Albus Severus, sweetie, I'm so sorry...


I grew up being absolutely obsessed with the Harry Potter franchise. I read the books for the first time in second and third grade, then again in middle school, and for the third time in my last year of high school. Recently, I had a somewhat heated argument with a fellow fan of the books about Severus Snape. As I've reread the Harry Potter books, I've noticed that, although J.K. Rowling tried to give him a redemption arc, he only got worse because of it. Here's why I still think Severus Snape is the absolute worst.

His love for Lily Potter was actually really creepy. When I was younger and reading the books, I always found the fact that he held fast in his love for Lily to be very endearing, even noble. However, rereading it after going through a couple of relationships myself, I've come to realize that the way he pined over her was super creepy. It was understandable during his time at Hogwarts; he was bullied, and she was the only one who "understood" him. However, she showed zero interest, and if that didn't clue him into realizing that he should back off, her involvement with James Potter should have. She was married. He was pining after a married, happy woman. If he truly loved her, he would have realized how happy she was and backed off. Instead, he took it out on her orphan son and wallowed in bitterness and self-pity, which is creepy and extremely uncool. When a girl is kind to a boy during high school (or in this case, wizard school), it's not an open invitation for him to pine for her for the literal rest of his life and romanticizes the absolute @#$% out of her. It's just her being a decent person. Move on, Severus.

He verbally abused teenagers. One of the most shocking examples of this is in The Prisoner of Azkaban when Snape literally told Neville Longbottom that he would kill his beloved toad, Trevor if he got his Shrinking Potion wrong, and then punished him when he managed to make the potion correctly. Furthermore, poor Neville's boggart was literally Snape. The amount of emotional torture Neville must have been enduring from Snape to create this type of debilitating fear must have been almost unbearable, and even if Snape was simply trying to be a "tough" professor, there is no excuse for creating an atmosphere of hostility and fear like he did in his potions class for vulnerable students like Neville. In addition, he ruthlessly tormented Harry (the last living piece of Lily Potter, his supposed "true love," btw), and made fun of Hermione Granger's appearance. Sure, he might have had a terrible life.

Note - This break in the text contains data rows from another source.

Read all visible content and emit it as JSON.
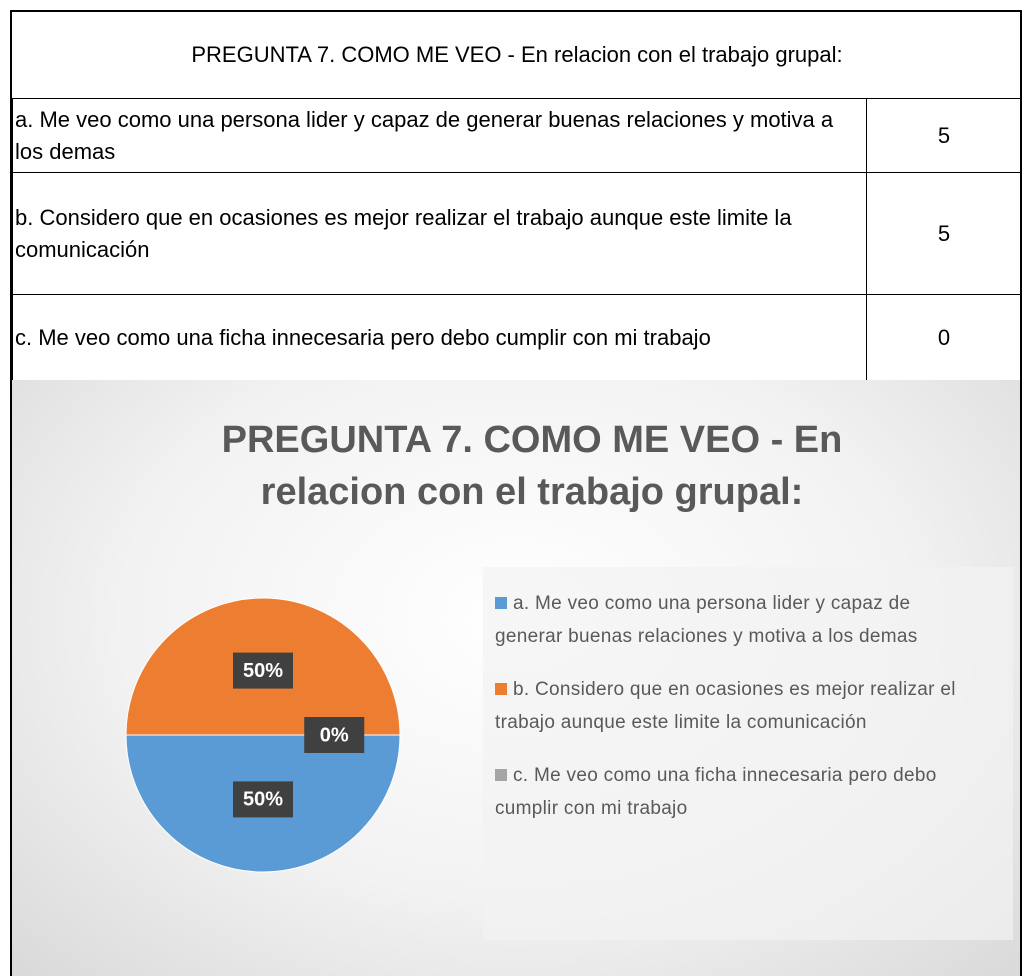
{
  "table": {
    "title": "PREGUNTA 7. COMO ME VEO - En relacion con el trabajo grupal:",
    "rows": [
      [
        "a. Me veo como una persona lider y capaz de generar buenas relaciones y motiva a los demas",
        "5"
      ],
      [
        "b. Considero que en ocasiones es mejor realizar el trabajo aunque este limite la comunicación",
        "5"
      ],
      [
        "c. Me veo como una ficha innecesaria pero debo cumplir con mi trabajo",
        "0"
      ]
    ]
  },
  "chart_data": {
    "type": "pie",
    "title": "PREGUNTA 7. COMO ME VEO - En relacion con el trabajo grupal:",
    "categories": [
      "a. Me veo como una persona lider y capaz de generar buenas relaciones y motiva a los demas",
      "b. Considero que en ocasiones es mejor realizar el trabajo aunque este limite la comunicación",
      "c. Me veo como una ficha innecesaria pero debo cumplir con mi trabajo"
    ],
    "values": [
      50,
      50,
      0
    ],
    "value_labels": [
      "50%",
      "50%",
      "0%"
    ],
    "colors": [
      "#5b9bd5",
      "#ed7d31",
      "#a5a5a5"
    ]
  }
}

However, it's simply a mark of poor character to take it out on others, especially when the people you take it out on are your vulnerable students who have no power to stand up to you. Grow up.

He willingly joined a terrorist group and helped them perform genocide and reign over the wizarding world with terror tactics for a couple of decades. No explanation needed as to why this is terrible.

Despite the constant romanticization of his character, I will always see the core of Severus Snape, and that core is a bitter, slimy, genocidal, manipulative trash being. J.K. Rowling's attempt to redeem him only threw obsessive and controlling traits into the mix. Snape is the absolute worst, and romanticizing him only removes criticism of an insane man who just so happened to be capable of love (just like the vast majority of the rest of us). Thank you, next.